A regulação está prevista na Lei do Voo Simples (Lei nº 14.368/2022) e visa estabelecer um arcabouço legal mais robusto para coibir tais comportamentos. Tiago Chagas também apresentou dados da ANAC que, assim como os apresentados pelo membro da FPPA, reforçam a urgência da medida, mostrando um aumento de quase 70% nas ocorrências entre 2023 e 2025, totalizando quase 1.800 casos no último ano — uma média de aproximadamente seis incidentes por dia. 

O diretor-presidente da ANAC sublinhou a seriedade do problema, especialmente quando a segurança do voo é comprometida: 

“Quando falamos de um avião, principalmente em voo, estamos falando de aspectos que podem, inclusive, comprometer a segurança daquele voo. Invasão de cabine de piloto, agressão a tripulante de forma que aquele tripulante se sinta inabilitado a continuar aquele voo etc. Então, há uma série de outras ações que impactam a segurança em si, e é por isso que a ANAC está propondo criar essa regra, porque entendemos que esses atos podem sim impactar diretamente a segurança — e isso é um aspecto inegociável, onde não se economiza e onde não podemos evitar esforços para que seja sempre aperfeiçoada e melhorada”, falou. 

Legislação mais dura 

O deputado Cláudio Cajado, por sua vez, defendeu a necessidade de uma legislação mais rigorosa para coibir os comportamentos inadequados. Sua posição reflete a crescente percepção de que as medidas atuais não são suficientes para garantir a ordem e a segurança a bordo, e de que a impunidade pode encorajar a reincidência. 

O parlamentar destacou a importância de proteger o direito da maioria dos passageiros e da tripulação a um ambiente de voo seguro e tranquilo. Expressou ainda sua visão sobre a responsabilidade individual e a necessidade de punições eficazes. 

“Como advogado, gosto muito de defender o direito das pessoas e aprendi um princípio: seu direito acaba quando começa o meu. E o que temos visto é um tremendo desrespeito. Ouvimos aqui claramente que o erro de um, todos pagam. Isso está errado. O erro de um tem que ser dele, e ele paga sozinho. Então, legislação dura, por pior que seja, na minha opinião, é um exemplo, e eu sou defensor disso”, argumentou. 

Sobre a nova regulação 

A regulação que a ANAC deve apresentar representa um marco importante na gestão desses incidentes. Entre as medidas propostas, destacam-se a classificação de condutas por nível de gravidade, permitindo uma resposta proporcional à infração. Serão estabelecidas penalidades administrativas claras e, em casos gravíssimos, a criação de uma no-fly list — lista restritiva que impedirá o passageiro infrator de voar. 

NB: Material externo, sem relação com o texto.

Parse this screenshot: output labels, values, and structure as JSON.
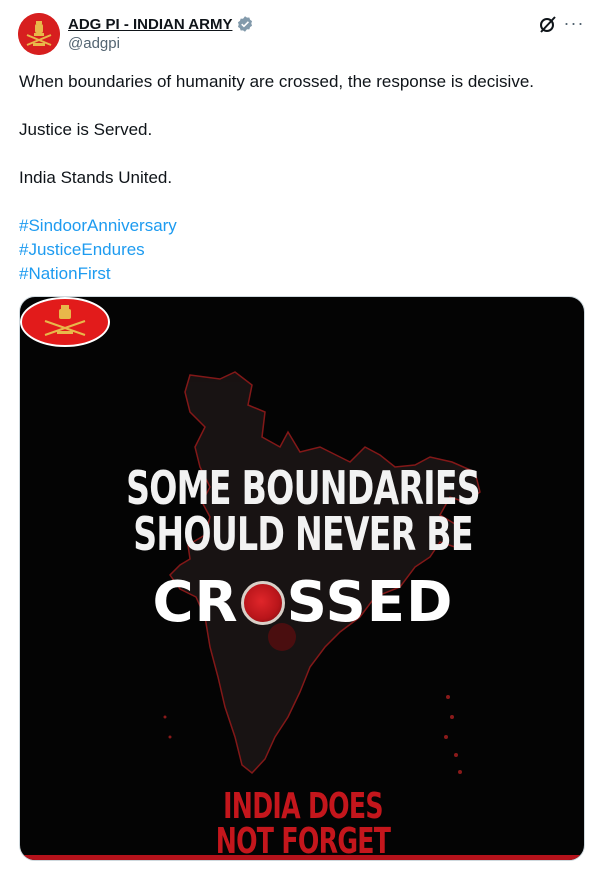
{
  "author": {
    "display_name": "ADG PI - INDIAN ARMY",
    "handle": "@adgpi",
    "avatar_icon": "indian-army-emblem-icon",
    "verified_icon": "verified-badge-icon",
    "verified_color": "#829aab"
  },
  "actions": {
    "grok_icon": "grok-icon",
    "more_icon": "more-options-icon",
    "more_label": "···"
  },
  "tweet": {
    "lines": [
      "When boundaries of humanity are crossed, the response is decisive.",
      "Justice is Served.",
      "India Stands United."
    ],
    "hashtags": [
      "#SindoorAnniversary",
      "#JusticeEndures",
      "#NationFirst"
    ],
    "hashtag_color": "#1d9bf0"
  },
  "media": {
    "headline_line1": "SOME BOUNDARIES",
    "headline_line2": "SHOULD NEVER BE",
    "crossed_prefix": "CR",
    "crossed_suffix": "SSED",
    "footer_line1": "INDIA DOES",
    "footer_line2": "NOT FORGET",
    "logo_icon": "indian-army-logo-icon",
    "map_icon": "india-map-outline-icon",
    "sindoor_icon": "sindoor-bowl-icon",
    "accent_color": "#c4161c",
    "background_color": "#040404"
  }
}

Além disso, a proposta prevê a aplicação de multas de R$ 17.500 para casos graves e gravíssimos e o encerramento do contrato de transporte para os infratores. Um ponto crucial é o compartilhamento dessa lista entre as companhias aéreas, o que dificultará a reincidência e reforçará a segurança em todo o sistema aéreo nacional. 

A regulação será aplicável a voos domésticos, enquanto a aplicação para voos internacionais dependerá da análise e da ratificação do Protocolo de Montreal pelo Ministério das Relações Exteriores (MRE). 

Próximos passos 

A audiência pública na CVT demonstrou posição unânime entre os participantes sobre a urgência e a necessidade de medidas mais rigorosas para combater a indisciplina a bordo. 

A Comissão de Viação e Transportes reafirmou seu apoio às iniciativas da ANAC, reconhecendo que a segurança aérea é um pilar inegociável e que a colaboração entre o Legislativo, o órgão regulador e o setor é fundamental para garantir um ambiente de voo seguro e respeitoso para todos. 

A expectativa é que a nova regulação da ANAC, baseada na Lei do Voo Simples (Lei nº 14.368/2022), traga os instrumentos necessários para coibir efetivamente os incidentes e restaurar a tranquilidade nos céus brasileiros.